Broadband photonic structures to achieve high coupling efficiencies and Purcell factors with dark and interlayer excitons in 2D materials

TL;DR

This paper demonstrates that planar horizontal slot waveguides can achieve high coupling efficiencies and Purcell factors with dark and interlayer excitons in 2D materials, paving the way for strong light-matter interactions.

Contribution

It introduces a photonic structure design that enhances coupling to dark and interlayer excitons in 2D materials, overcoming previous limitations.

Findings

Coupling efficiencies >80% for certain excitons

Purcell factors >10 achieved in simulations

Horizontal-slot racetrack resonator can reach high cooperativity

Abstract

Horizontal slot waveguides are planar photonic structures with a guided mode which is strongly polarized in the out-of-plane direction and tightly confined in a sub-wavelength region of lower refractive index. We show through FDTD simulations that this mode can lead to coupling efficiencies $\beta>80\%$ and Purcell factors $F_P>10$ for some types of dark intralayer excitons in transition metal dichalcogenide (TMD) monolayers -- more aplty named ``gray excitons'', as their out-of-plane dipole does couple to adequately polarized light -- as well as interlayer excitons in TMD heterostructures.

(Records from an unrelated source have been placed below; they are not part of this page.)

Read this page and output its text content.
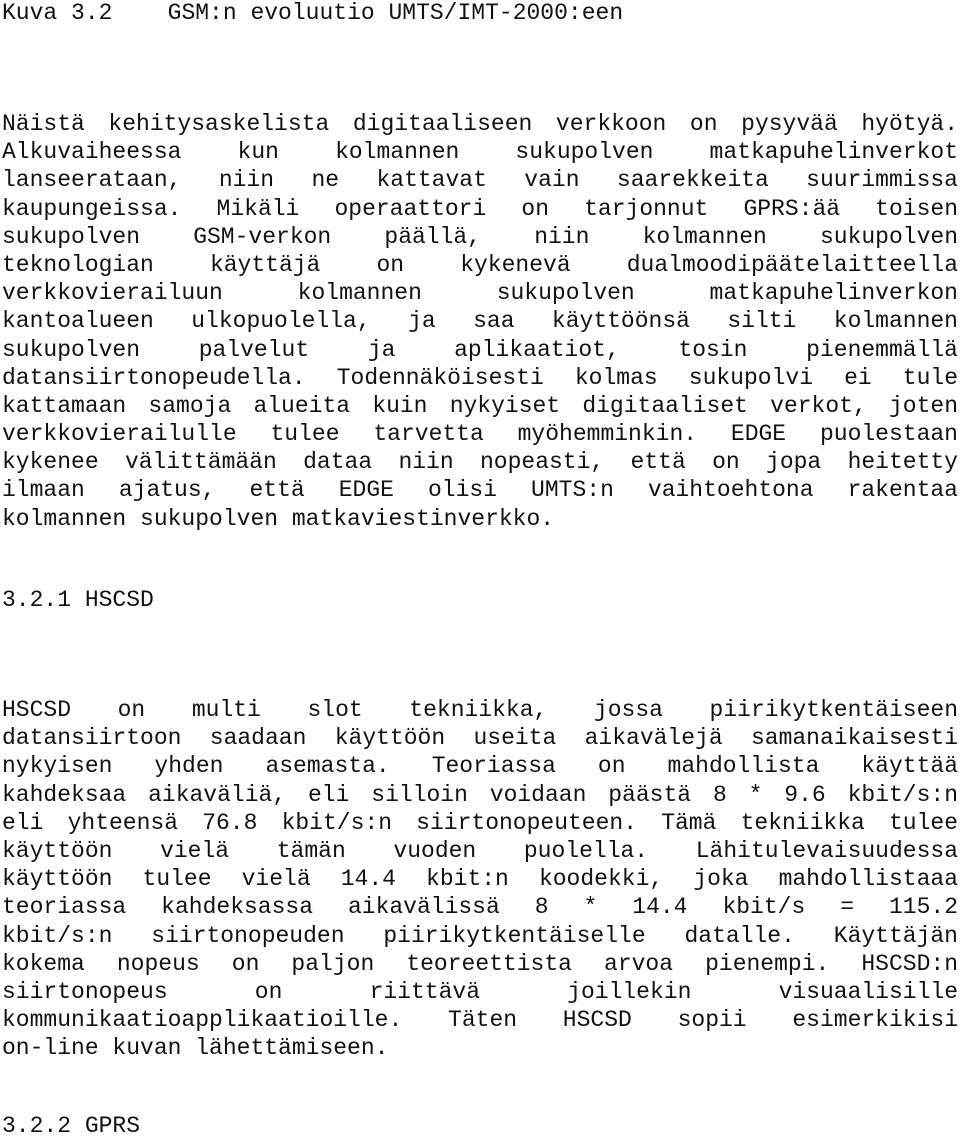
Kuva 3.2 GSM:n evoluutio UMTS/IMT-2000:een
Näistä kehitysaskelista digitaaliseen verkkoon on pysyvää hyötyä.
Alkuvaiheessa kun kolmannen sukupolven matkapuhelinverkot
lanseerataan, niin ne kattavat vain saarekkeita suurimmissa
kaupungeissa. Mikäli operaattori on tarjonnut GPRS:ää toisen
sukupolven GSM-verkon päällä, niin kolmannen sukupolven
teknologian käyttäjä on kykenevä dualmoodipäätelaitteella
verkkovierailuun kolmannen sukupolven matkapuhelinverkon
kantoalueen ulkopuolella, ja saa käyttöönsä silti kolmannen
sukupolven palvelut ja aplikaatiot, tosin pienemmällä
datansiirtonopeudella. Todennäköisesti kolmas sukupolvi ei tule
kattamaan samoja alueita kuin nykyiset digitaaliset verkot, joten
verkkovierailulle tulee tarvetta myöhemminkin. EDGE puolestaan
kykenee välittämään dataa niin nopeasti, että on jopa heitetty
ilmaan ajatus, että EDGE olisi UMTS:n vaihtoehtona rakentaa
kolmannen sukupolven matkaviestinverkko.
3.2.1 HSCSD
HSCSD on multi slot tekniikka, jossa piirikytkentäiseen
datansiirtoon saadaan käyttöön useita aikavälejä samanaikaisesti
nykyisen yhden asemasta. Teoriassa on mahdollista käyttää
kahdeksaa aikaväliä, eli silloin voidaan päästä 8 * 9.6 kbit/s:n
eli yhteensä 76.8 kbit/s:n siirtonopeuteen. Tämä tekniikka tulee
käyttöön vielä tämän vuoden puolella. Lähitulevaisuudessa
käyttöön tulee vielä 14.4 kbit:n koodekki, joka mahdollistaaa
teoriassa kahdeksassa aikavälissä 8 * 14.4 kbit/s = 115.2
kbit/s:n siirtonopeuden piirikytkentäiselle datalle. Käyttäjän
kokema nopeus on paljon teoreettista arvoa pienempi. HSCSD:n
siirtonopeus on riittävä joillekin visuaalisille
kommunikaatioapplikaatioille. Täten HSCSD sopii esimerkikisi
on-line kuvan lähettämiseen.
3.2.2 GPRS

These figures indicate a path to the strong coupling regime for gray and interlayer excitons, while bright excitons are poorly coupled to the slot mode and experience Purcell suppression for $\lambda>\SI{1}{\micro\meter}$. A significant hurdle towards strong coupling, however, is the low oscillator strengths of these two excitonic species. We use the Tavis-Cummings model to show that a horizontal-slot racetrack resonator can overcome this difficulty and reach a cooperativity $C>>1$, albeit sacrificing the broadband characteristic of waveguides.